04/04/2007

Não te odeio.

Já não espero que toques á campainha, nem sequer que tragas pipocas para vermos um filme no meio dos lençóis térmicos, com os estoures a proibir que a luz que despertava os nossos olhos entrasse pela janela. Já não fexo a porta do teu carro com força de mais nem com leveza de menos, já não canto enquanto conduzes porque o rádio ainda estava na loja à tua espera.
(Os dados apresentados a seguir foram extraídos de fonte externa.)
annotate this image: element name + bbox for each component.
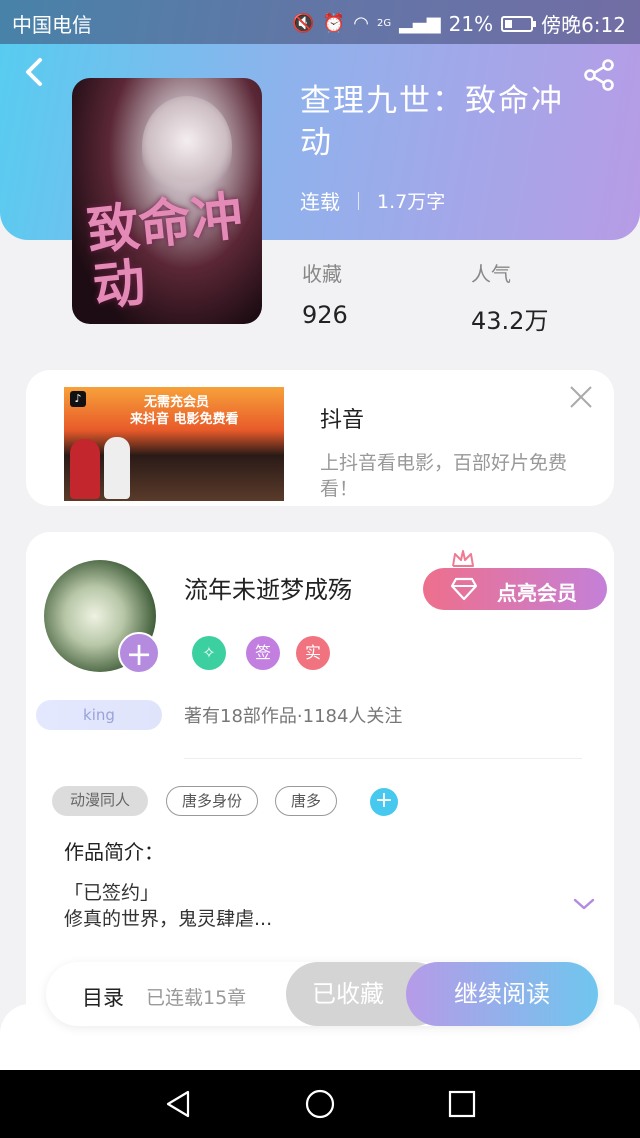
author-level-tag: king — [36, 700, 162, 730]
favorites-value: 926 — [302, 301, 348, 329]
plus-icon: + — [125, 635, 153, 673]
continue-reading-button[interactable]: 继续阅读 — [406, 962, 598, 1026]
ad-card[interactable]: ♪ 无需充会员 来抖音 电影免费看 抖音 上抖音看电影，百部好片免费看！ — [26, 370, 614, 506]
intro-text: 修真的世界，鬼灵肆虐... — [64, 908, 273, 930]
author-works-info: 著有18部作品·1184人关注 — [184, 706, 403, 727]
signed-badge: 签 — [246, 636, 280, 670]
book-cover[interactable]: 致命冲动 — [72, 78, 262, 324]
divider — [184, 758, 582, 759]
genre-tag[interactable]: 动漫同人 — [52, 786, 148, 816]
chapter-count[interactable]: 已连载15章 — [146, 983, 246, 1010]
word-count: 1.7万字 — [377, 191, 446, 213]
cover-character — [142, 96, 232, 196]
nav-home-icon[interactable] — [304, 1088, 336, 1120]
keyword-tag[interactable]: 唐多身份 — [166, 786, 258, 816]
mute-icon: 🔇 — [292, 13, 315, 34]
intro-status: 「已签约」 — [64, 882, 160, 904]
verified-badge: 实 — [296, 636, 330, 670]
ad-image[interactable]: ♪ 无需充会员 来抖音 电影免费看 — [64, 387, 284, 501]
close-icon — [570, 386, 592, 408]
nav-back-icon[interactable] — [162, 1088, 194, 1120]
follow-author-button[interactable]: + — [118, 632, 160, 674]
popularity-value: 43.2万 — [471, 307, 549, 335]
ad-figure — [70, 439, 100, 499]
book-meta: 连载 1.7万字 — [300, 186, 445, 215]
book-status: 连载 — [300, 190, 340, 214]
nav-recents-icon[interactable] — [446, 1088, 478, 1120]
popularity-stat: 人气 43.2万 — [471, 258, 548, 336]
alarm-icon: ⏰ — [322, 13, 346, 34]
action-bar: 目录 已连载15章 已收藏 继续阅读 — [46, 962, 598, 1026]
ad-figure — [104, 437, 130, 499]
tiktok-logo-icon: ♪ — [70, 391, 86, 407]
share-button[interactable] — [582, 58, 616, 92]
cover-title-art: 致命冲动 — [84, 185, 246, 319]
favorites-stat: 收藏 926 — [302, 258, 348, 329]
chevron-down-icon[interactable] — [572, 896, 596, 912]
vip-button-label: 点亮会员 — [497, 581, 577, 605]
clock: 傍晚6:12 — [541, 13, 626, 37]
signal-icon: ▂▄▆ — [399, 13, 441, 34]
diamond-icon — [451, 577, 477, 601]
back-button[interactable] — [20, 56, 52, 88]
carrier-text: 中国电信 — [12, 13, 92, 37]
share-icon — [584, 59, 614, 91]
wifi-icon: ◠ — [353, 13, 369, 34]
crown-icon — [452, 550, 474, 567]
back-arrow-icon — [26, 58, 42, 86]
popularity-label: 人气 — [471, 262, 511, 286]
author-name[interactable]: 流年未逝梦成殇 — [184, 570, 352, 605]
ad-close-button[interactable] — [568, 384, 594, 410]
battery-percent: 21% — [448, 11, 494, 36]
ad-description: 上抖音看电影，百部好片免费看！ — [320, 452, 568, 500]
meta-divider — [358, 191, 359, 210]
system-nav-bar — [0, 1070, 640, 1138]
vip-button[interactable]: 点亮会员 — [423, 568, 607, 610]
favorites-label: 收藏 — [302, 262, 342, 286]
ad-title: 抖音 — [320, 408, 365, 433]
ad-image-line2: 来抖音 电影免费看 — [130, 412, 239, 427]
add-tag-button[interactable]: + — [370, 788, 398, 816]
toc-button[interactable]: 目录 — [82, 982, 124, 1012]
network-label: 2G — [376, 18, 392, 29]
status-bar: 中国电信 🔇 ⏰ ◠ 2G ▂▄▆ 21% 傍晚6:12 — [0, 0, 640, 44]
battery-icon — [501, 15, 537, 32]
plus-icon: + — [374, 788, 394, 813]
book-title: 查理九世：致命冲动 — [300, 83, 564, 161]
intro-heading: 作品简介： — [64, 840, 164, 864]
keyword-tag[interactable]: 唐多 — [275, 786, 337, 816]
handshake-badge-icon: ✧ — [192, 636, 226, 670]
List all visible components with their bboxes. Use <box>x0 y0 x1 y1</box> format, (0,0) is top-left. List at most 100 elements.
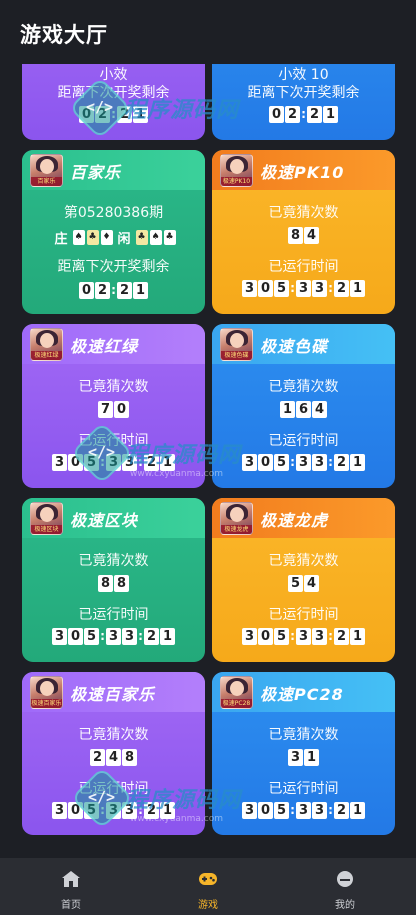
game-thumbnail: 极速色碟 <box>220 328 253 361</box>
digit: 3 <box>312 454 327 471</box>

Já não insisto contigo para imitares os que nasceram com síndroma de down, já não me vez a rir desalmadamente até aquele ponto em que dizias "e parar Raquel?", ou "estás-me a ver a rir dessa maneira por acaso?". Já não vamos comer travesseiros a Sintra, já não me tiras o cisco do olho com soro, já não te pego ao colo, já não me pegas ao colo, já não vamos ao teatro, já não vamos ao cinema, já não vamos ao chinês, já não vamos ao israelita, já não vamos aos sundays de chocolate, já não vamos beber cerveja, já não vamos beber o my sumo, já não me proíbes de fumar, já não te digo para dançares mais devagar, já não te digo para dançares mais depressa, já não me esperas a porta da casa de banho, já não te obrigo a comer mais, já não te pergunto se bebes vinho ao jantar, já não te peço para largares o Ogame, já não te meto neskuik no nariz, já não me metes neskuik na testa, já não te escolho o Polo, já não uso mini saia, já não metes o rolo por baixo da almofada, já não te acendo o esquentador para tomares banho de manhã...
E o mais irónico disto tudo, é que vamos continuar a comer travesseiros de Sintra, a imitar os que nascem com síndroma de down, a beber cerveja, a beber vinho ao jantar, a dançar depressa demais, a dançar devagar demais, eu vou fumar, tu vais conduzir e fechar a porta com força, sim vamos continuar, nem que seja só numa viagem de lembranças.
E apesar de tudo não me arrependo de nada, nem do que fiz de menos nem do que diz demais, porque já está lá atrás, num sítio que nunca mais vamos conseguir alcançar mesmo que estiquemos o braço até ao máximo para concertar o relógio que parou na nossa última chamada telefónica.
Tenho um novo relógio invisível em tempo certo no meu pulso.

Obrigada.

3 comentários:

Marta Queiroz disse...

As memórias não têm q ser necessáriamente más.
Essas são deliciosas não achas?
Vai ser bom contares e relembrares.
Vai-te sempre por um sorriso na cara, nem que seja de saudade.

Beijo

Anónimo disse...

As lembranças que ficam são sempre boas, mas não passam de lembranças ...
São elas que nos ajudam a ficar bem quando estamos mal...
Boas ou más as lembranças servem sempre para alguma coisa não é?
BEZANNNNA da minha vida

Balbino disse...

Tu dás-me calma e paz. Emanas paz e amor. Tu és bela!